The week-day late afternoon "schedule filler" on BBC TV. Where they give gardens a makeover. I appreciate that some of these "rescues" are for people with disabilities, but most are not. They are for people who obviously, by the state of the original, are not interested in gardening, but are happy for the BBC to throw £4000 at it. Of course the owners are delighted with the end result, who wouldn't be? But whether they will make the effort to maintain it, we'll never know. Yesterday's was the garden of a "new build," left by the developer as entirely lawn with a few paving slabs as a tiny patio. This one took the best part of £6,000 to fill. I only start watching these shows half way through, as I like to see what they do and I fast forward through Charlie Dimmock's "clowning around" that helps fill the programme. Much of it is a "quick fix," gravel paths that meet either the lawn or a border with no containment, how's that going to work out? In another episode we got a view of a small paved,"chillout area" where they position an existing double wooden seat with a table inbetween, but the paved area was too small, so one end had two legs hanging over a flower bed. But there you go, it's just telly innit? The "in thing" apparently, are pergolas, in the middle of the garden, made entirely from tanalised four by four or whatever. The idea is that "climbers" will grow up over them. In reality many won't, so they are left with an eyesore that might as well have been made with scaffold poles. "In things" are common to gardening from time to time. Back in the day, when building gardens for the Chelsea Flower Show, over a couple of years, a few were built by Diamuid Gavin, whose favourite and most used garden tool was apparently, by what we saw, a concrete mixer.
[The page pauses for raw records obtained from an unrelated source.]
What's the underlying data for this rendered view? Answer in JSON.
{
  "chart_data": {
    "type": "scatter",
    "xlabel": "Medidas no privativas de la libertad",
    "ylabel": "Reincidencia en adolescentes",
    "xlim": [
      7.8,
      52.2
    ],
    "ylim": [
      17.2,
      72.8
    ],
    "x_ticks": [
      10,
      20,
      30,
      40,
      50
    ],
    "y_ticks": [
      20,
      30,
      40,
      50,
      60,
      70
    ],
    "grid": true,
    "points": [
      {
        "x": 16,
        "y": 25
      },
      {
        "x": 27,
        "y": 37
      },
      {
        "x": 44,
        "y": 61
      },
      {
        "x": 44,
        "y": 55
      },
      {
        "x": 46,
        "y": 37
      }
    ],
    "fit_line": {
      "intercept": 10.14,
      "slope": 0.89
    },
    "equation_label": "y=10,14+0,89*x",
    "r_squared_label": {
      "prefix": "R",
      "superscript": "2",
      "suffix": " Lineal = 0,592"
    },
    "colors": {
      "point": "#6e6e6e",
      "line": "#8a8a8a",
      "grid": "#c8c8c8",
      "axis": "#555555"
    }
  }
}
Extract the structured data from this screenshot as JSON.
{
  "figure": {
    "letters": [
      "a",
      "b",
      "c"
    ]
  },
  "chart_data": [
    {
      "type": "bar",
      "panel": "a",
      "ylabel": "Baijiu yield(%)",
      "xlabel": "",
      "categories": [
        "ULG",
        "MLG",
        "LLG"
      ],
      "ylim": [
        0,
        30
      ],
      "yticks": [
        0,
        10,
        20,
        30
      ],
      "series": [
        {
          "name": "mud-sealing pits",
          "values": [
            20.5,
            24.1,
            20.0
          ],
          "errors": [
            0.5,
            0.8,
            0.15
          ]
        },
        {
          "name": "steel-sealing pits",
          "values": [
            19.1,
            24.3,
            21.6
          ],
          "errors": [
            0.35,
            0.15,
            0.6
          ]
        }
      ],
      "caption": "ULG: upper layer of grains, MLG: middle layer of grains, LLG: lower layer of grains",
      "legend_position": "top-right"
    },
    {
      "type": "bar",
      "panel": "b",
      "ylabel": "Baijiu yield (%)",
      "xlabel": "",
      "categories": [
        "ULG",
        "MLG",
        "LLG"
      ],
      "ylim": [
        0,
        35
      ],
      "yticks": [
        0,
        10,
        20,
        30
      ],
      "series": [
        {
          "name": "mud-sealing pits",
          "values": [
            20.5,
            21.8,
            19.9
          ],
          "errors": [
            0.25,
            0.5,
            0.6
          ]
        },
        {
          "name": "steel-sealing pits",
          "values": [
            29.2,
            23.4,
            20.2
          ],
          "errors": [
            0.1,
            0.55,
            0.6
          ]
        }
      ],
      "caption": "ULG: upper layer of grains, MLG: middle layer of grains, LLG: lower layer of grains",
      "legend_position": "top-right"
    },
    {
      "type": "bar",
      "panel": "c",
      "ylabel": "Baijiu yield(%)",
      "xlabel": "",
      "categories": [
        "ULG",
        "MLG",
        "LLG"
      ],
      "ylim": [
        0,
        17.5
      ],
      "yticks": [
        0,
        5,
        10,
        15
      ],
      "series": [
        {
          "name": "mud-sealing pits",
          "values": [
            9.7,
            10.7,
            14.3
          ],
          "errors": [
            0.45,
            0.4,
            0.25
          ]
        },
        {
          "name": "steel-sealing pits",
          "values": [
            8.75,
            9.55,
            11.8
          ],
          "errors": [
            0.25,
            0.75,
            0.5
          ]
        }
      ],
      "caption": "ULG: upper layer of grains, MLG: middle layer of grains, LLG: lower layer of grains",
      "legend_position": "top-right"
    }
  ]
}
I have to confess to having some concrete in our garden, the six foot pagoda and the two four and a half foot lanterns I made thirty-five years ago, but hopefully I've achieved making them look more like stone than concrete as they have an exterior skin of sand and cement mortar, so have weathered a bit as would stone over a few centuries.
I know what you mean. We have similar shows here and I always wonder what the place looks like after two-three years. Love your concrete ornaments! I need to get me some once we're done redoing the garden yet again.
I built them because I couldn't find anything in garden centres that would look aged. The process is much like making kids sand castles. I made a couple of YouTube videos about therm, together they've had well over 50,000 hits. Here's one of them.
You're such an artist! I have a strong feeling our attempts would indeed look like a child's sand castle, lol.
This is incredible. My hubby has a background in concrete work from his youth. He made some memorial stones etc for the garden. Nothing like this beauty. I showed your video to him and he's very impressed and interested. Thank you for sharing!
Thanks for the kind words. It's all about getting the consistency of the concrete right. As I said just a like a sandcastle mix. The problem is that concrete looks like.....concrete. So it's important that everything has a skin of strong mortar, more cement in it than say for bricklaying. for a natural aged looking stone surface. I used yellow cement dye to get a similar colour to the York stone of our patio and paths. Over the years the surface of the tops have eroded a bit and attracted moss adding to the look of aging. It's surprising how much detail you can get with fine concrete mix. My pagoda actually has simulated pinjoints, these on a real pagoda are what holds up the corners of the roofs. Visitors don't notice the undersides. The biggest challenge was making the Sorin on the top. I made it from brass cupboard door knobs, the green tops of 4pt milk cartons, some wooden beads, a garden lighting stake I drilled out and the cap of a shaving gel aerosol. A steel rod connects everything. The only maintenance they've had in 35 years is an occasional re-paint of the pagoda and replacing the bulbs in the lanterns every few years. The latter is a right pain as there's no easy way to do it. I have to lift off the top to get at the fitting and clean the acetate film that gives the colour and it weighs a ton! We don't often turn the lights on. But I check all the garden lights every night before we go to bed, just to make sure they are working. ( don't like having stuff that doesn't work). Easy enough, they are controlled by the four switches on the wall behind the lounge curtains, which are connected to the power in the garage by a multi-strand armoured cable I laid from the house, under the concrete raft that supports the patio in the late seventies.